Der Einfluss des Luwischen wird bereits im Namen der griechischen Siedler hörbar: Wo sie sich selbst als Iaones bezeichneten, wurden sie von den Kilikern Ia-w-ana genannt. Das multikulturelle Umfeld spiegelt sich überdies in den zwei verschiedenen Namen wider, mit denen das Epos Götter wie Menschen, Tiere oder Orte des Öfteren belegt. Nicht zuletzt bietet es den Kontext für die Niederschrift der Ilias in einem Alphabet, das aus adaptierten phönizischen Buchstaben bestand: Die Phönizier dominierten hier ja den Handel - was eine direkte Übernahme ihrer Schrift vor Ort weit plausibler macht als irgendwo am Rand der zivilisierten Welt wie im äußersten Westen Kleinasiens oder dem damaligen Griechenland.

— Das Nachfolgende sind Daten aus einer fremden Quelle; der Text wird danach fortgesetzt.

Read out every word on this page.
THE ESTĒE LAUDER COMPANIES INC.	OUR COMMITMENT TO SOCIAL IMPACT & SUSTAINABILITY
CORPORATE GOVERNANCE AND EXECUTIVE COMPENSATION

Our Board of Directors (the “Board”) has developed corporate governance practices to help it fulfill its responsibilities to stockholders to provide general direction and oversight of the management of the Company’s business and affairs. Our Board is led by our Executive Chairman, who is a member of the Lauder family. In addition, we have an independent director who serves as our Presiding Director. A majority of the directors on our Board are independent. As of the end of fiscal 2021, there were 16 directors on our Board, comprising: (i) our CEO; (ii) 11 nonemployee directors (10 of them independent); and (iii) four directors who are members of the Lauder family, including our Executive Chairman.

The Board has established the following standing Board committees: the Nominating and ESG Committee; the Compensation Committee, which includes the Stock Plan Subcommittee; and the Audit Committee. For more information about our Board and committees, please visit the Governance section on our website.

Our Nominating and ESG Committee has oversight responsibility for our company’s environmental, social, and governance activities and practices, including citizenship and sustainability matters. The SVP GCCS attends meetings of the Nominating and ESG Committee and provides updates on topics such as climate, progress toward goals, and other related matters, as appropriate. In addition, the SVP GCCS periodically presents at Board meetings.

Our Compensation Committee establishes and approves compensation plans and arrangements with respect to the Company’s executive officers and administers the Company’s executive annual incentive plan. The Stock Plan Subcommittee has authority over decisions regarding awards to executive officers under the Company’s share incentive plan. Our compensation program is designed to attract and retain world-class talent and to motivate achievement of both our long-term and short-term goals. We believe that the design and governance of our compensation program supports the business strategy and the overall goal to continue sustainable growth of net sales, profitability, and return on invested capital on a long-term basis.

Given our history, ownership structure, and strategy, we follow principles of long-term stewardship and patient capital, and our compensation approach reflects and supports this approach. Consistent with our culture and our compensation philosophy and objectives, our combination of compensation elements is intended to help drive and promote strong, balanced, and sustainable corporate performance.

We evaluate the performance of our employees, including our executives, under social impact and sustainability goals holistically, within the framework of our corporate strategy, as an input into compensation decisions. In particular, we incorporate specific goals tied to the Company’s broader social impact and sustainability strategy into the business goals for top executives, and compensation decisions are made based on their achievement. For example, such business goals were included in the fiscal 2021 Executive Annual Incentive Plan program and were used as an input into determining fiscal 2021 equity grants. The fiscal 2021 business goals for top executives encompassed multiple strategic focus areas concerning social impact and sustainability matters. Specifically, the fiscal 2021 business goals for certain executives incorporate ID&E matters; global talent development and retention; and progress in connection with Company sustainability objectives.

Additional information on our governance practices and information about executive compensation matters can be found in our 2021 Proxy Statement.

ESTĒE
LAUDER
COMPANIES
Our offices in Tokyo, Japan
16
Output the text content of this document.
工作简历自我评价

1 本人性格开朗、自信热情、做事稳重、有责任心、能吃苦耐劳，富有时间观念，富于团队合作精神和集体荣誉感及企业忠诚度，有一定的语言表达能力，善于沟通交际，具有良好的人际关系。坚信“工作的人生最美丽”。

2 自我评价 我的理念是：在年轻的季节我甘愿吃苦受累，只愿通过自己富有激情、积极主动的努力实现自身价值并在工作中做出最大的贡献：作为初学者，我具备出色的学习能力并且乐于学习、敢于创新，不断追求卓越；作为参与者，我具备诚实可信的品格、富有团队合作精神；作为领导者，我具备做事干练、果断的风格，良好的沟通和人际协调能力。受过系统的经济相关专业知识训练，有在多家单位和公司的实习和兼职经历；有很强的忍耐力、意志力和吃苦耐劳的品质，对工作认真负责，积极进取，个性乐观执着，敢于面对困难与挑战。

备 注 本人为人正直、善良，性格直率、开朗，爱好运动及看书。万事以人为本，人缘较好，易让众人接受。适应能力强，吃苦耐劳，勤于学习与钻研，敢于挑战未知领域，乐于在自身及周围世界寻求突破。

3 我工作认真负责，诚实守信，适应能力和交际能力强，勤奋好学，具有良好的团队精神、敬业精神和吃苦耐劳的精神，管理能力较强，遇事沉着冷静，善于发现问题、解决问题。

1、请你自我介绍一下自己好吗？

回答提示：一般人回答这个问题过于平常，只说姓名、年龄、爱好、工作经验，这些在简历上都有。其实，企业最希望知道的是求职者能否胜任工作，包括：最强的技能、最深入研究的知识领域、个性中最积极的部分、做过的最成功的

Die Griechen im Vielvölkerreich Kilikien

Nicht nur die Fruchtbarkeit und der Metallreichtum, sondern auch die Nähe der Region zum Osten hatten die Griechen nach Kilikien gelockt. Was schon für die Bronzezeit argumentierbar ist - wo Adanija auf eine danaische Gründung zurückzugehen scheint -, zeigt sich zu Homers Zeit mit aller Deutlichkeit. Einmal mit der assyrischen Hochkultur in Berührung gekommen, übernahmen die Griechen von ihnen nicht nur Tempel-, Palast- und Hausarchitekturen, sondern auch das Modell der Polis als ein Vorbild ihres Staatswesens: all das also, was die Ilias in den Vordergrund rückt, weil es neu ist.

Das betrifft nicht nur Politisches, sondern auch Poetisches. Denn selbst das, was an der Ilias typisch griechisch zu sein scheint - von der Götteranrufung zu Beginn des Epos über seine formelhafte Diktion mit ihren Gleichnissen, der stereotypen Erzählweise, wo jeder Handlung eine Beratung, ein Befehl oder eine Ankündigung vorausgeht, dem Götterapparat, der alles menschliche Handeln zynisch konterkariert, bis hin zu den Vorstellungen, wie Himmel, Erde und Unterwelt beschaffen sind -, findet sich bereits in den Epen des Zweistromlandes. Wo es dort längst standardisiert war, erhält es nun dank der Adaptation in eine andere Kultur neue Frische.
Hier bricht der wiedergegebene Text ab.